Anonymous wrote:I first heard this term on dcum and it definitely applies to me. I’m a sahm with no help (but a great dh) and I always put my kids’ needs ahead of mine, without exception. It usually doesn’t occur to me to consider another option. I take great joy in them, love most parts of parenting and am not depressed, but am burned out and ground down. Feels like I’ve been running on empty for years. I can’t bring myself to do CIO, rarely turn to screens and funnel what money we have into enrichment. I see real benefits from all of this for my family but my personal physical and emotional health keeps getting worse. I do take baths and have coffee with friends now and then but no extras or anything that requires a babysitter.
Lately I’ve tried to really look at what is behind this. It’s not performative– –I’m not on social media and no one asks or cares about my specific parenting choices. I’m not trying to meet some societal or cultural standard. What I’ve come up with is that I’m scared of a slippery slope. That if I start, say, prioritizing exercise, then soon it’s massage and acupuncture appointments, and then PT and therapy. And then it’s girls nights and then trips… and then suddenly it’s a significant amount of time away from kids and $ that should be set aside for their future. I crave all of this stuff so much I don’t want to start down the path and give myself a “taste”.
Can anyone relate? I feel like the amount of self care I would ideally need is just out of the realm of possibility logistically and financially so why bother.
Anonymous wrote:You are my mother. She thought she was GREAT. I found her suffocating as hell. Physically and emotionally, even though I couldn't articulate it for the first ten or so years I felt that way.
Anonymous wrote:I’m a SAHM who feels some of this and I feel like a lot of “self care” is just more of a trap. Exercising, eating well and some of spending time with my spouse are just chores I have to do to be a “better person” for…my children and spouse, whom I already serve all day long. Better do your self-care, or your kids will resent you! Better do your self-care, so your husband will still want you! It’s the same thing as mopping the floor.
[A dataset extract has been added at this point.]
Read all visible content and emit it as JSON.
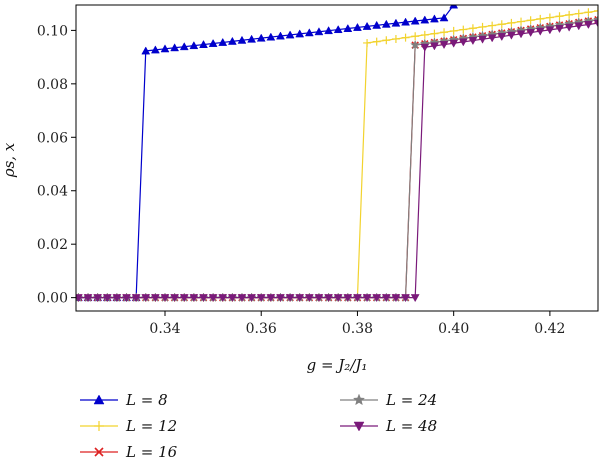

What really recharges me is time with friends, creative pursuits and what I would call restorative time, which for me can be hiking quite slowly or sitting on the porch. But really you have to at least be rested and not overwhelmed by other tasks to do these things so it’s very hard to cram them in at 5am or whatever.
Lots of working moms might say hey, I don’t have time for that stuff either! Which is true but it’s because your life also sucks. Some jobs tick the creative pursuit and time with friends boxes, at least partly, but many don’t. When people say they are happier working I think that’s often why (other big reason is obviously financial).
Anonymous wrote:If you’re not being performative for social media, and you’re not constantly complaining about all the probably unnecessary stuff you’re doing for your kids/household, I don’t think I’d consider you a “mommy martyr” personally. The “mommy martyr” types I know will complain bitterly all day that their young toddler still doesn’t sleep through the night and is constantly pulling down mom’s shirt to nurse in public, or if they have older kids, complain about the endless kid activities and tutoring and stuff, while never actually taking steps to remedy these problems.